More importantly, while using a debt measure that includes money owed to Social Security and Medicare makes debt growth look worse, such a measure is seriously flawed.  Called “gross debt,” it includes money the federal government owes to itself — such as the money the Social Security trust fund has lent to the Treasury in years when Social Security’s earmarked revenues exceeded expenditures.

The Congressional Budget Office said recently that gross debt “is not a good indicator of the government’s future obligations” and the Treasury securities held by trust funds “represent internal transactions of the government and thus have no direct effect on credit markets.”

Consider the following.  Budget analysts agree that reducing scheduled Social Security benefits or increasing Social Security taxes would improve the long-term fiscal outlook.  But these steps — which Walker himself has called for— would not reduce the projected gross debt.  Debt held by the public would decline because total deficits would be lower, but the benefit reductions or tax increases would expand the Social Security trust fund, which in turn would lend that increase in its surplus to the Treasury.  The increase in intragovernmental debt would fully offset the drop in debt held by the public, so gross debt would remain unchanged.
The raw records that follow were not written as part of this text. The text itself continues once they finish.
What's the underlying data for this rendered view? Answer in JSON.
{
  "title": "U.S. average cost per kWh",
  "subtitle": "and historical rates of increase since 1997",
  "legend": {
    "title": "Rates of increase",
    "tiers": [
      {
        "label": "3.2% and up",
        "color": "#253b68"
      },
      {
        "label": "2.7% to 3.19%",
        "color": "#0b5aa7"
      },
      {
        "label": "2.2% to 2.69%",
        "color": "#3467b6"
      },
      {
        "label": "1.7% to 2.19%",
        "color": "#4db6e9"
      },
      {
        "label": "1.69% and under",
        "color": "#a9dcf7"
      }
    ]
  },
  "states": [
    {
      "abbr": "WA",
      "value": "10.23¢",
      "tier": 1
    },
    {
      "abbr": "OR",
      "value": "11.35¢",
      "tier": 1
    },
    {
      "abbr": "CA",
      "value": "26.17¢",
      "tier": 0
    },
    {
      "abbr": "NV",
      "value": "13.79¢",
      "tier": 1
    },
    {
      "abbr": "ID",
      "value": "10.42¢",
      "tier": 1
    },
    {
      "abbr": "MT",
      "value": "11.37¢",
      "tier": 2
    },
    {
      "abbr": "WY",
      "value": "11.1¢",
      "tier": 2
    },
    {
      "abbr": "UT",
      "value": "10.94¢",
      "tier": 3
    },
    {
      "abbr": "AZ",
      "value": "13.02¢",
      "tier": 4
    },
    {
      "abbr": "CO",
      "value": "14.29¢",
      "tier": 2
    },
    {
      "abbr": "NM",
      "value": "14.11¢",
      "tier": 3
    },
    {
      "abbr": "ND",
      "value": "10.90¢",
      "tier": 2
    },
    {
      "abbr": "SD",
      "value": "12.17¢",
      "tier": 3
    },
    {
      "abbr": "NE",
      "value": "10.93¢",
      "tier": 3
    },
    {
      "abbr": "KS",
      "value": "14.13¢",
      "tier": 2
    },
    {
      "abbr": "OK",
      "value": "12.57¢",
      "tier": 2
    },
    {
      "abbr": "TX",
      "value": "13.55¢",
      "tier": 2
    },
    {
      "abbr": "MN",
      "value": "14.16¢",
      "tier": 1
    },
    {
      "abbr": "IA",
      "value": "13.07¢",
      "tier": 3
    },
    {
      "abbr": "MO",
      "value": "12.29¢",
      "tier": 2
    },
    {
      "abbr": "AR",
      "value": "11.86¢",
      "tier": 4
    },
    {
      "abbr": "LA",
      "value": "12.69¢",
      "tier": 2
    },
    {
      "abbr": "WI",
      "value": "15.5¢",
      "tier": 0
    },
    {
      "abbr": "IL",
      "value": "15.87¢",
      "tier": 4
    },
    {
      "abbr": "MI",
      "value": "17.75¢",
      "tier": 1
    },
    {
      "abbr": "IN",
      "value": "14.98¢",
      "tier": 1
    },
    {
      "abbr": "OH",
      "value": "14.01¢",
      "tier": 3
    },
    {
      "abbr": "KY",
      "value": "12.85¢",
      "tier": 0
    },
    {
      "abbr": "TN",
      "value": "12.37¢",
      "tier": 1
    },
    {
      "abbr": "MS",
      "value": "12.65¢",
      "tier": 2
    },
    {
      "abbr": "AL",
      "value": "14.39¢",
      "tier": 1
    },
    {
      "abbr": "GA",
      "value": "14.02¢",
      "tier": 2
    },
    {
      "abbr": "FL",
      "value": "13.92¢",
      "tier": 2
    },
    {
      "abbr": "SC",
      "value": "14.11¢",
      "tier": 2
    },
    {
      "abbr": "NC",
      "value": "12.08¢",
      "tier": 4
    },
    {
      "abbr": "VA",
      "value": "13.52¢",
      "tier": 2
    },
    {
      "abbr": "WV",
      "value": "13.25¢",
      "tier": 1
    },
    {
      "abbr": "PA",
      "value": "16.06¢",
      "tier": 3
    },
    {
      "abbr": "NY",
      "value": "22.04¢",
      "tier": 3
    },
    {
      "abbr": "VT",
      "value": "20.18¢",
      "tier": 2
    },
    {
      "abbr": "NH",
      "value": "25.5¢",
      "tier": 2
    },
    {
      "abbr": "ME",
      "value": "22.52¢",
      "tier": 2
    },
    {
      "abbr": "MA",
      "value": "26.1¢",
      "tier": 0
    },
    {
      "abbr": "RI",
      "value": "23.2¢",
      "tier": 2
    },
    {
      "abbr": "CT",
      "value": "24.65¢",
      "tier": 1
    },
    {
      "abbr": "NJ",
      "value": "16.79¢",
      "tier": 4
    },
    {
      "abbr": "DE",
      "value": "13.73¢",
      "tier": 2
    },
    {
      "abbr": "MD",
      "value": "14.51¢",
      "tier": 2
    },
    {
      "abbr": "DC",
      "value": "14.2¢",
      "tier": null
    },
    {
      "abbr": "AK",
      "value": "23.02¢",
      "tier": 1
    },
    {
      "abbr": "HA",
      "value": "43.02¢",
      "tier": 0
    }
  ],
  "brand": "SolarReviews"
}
Walker’s claim that the United States looks more like Greece than like most other developed countries is more alarmist than accurate.  As Howard Gleckman has argued, we’re not like Greece:  our economy is much larger, the sources of Greece’s budgetary problems are very different from ours (public employee pay is a large budget item for them but a trivial one for us, for example), and we have the advantages that come from having our own currency so that others are not dictating how we need to address our fiscal challenges.  These differences vastly outweigh any similarities between the two countries’ levels of deficits and debt.

To be sure, the United States faces serious long-term fiscal challenges, and failure to address them would pose real economic risks.  But as we address that challenge, we should focus on the right measure of the debt and not act like the United States is on the verge of being the next Greece.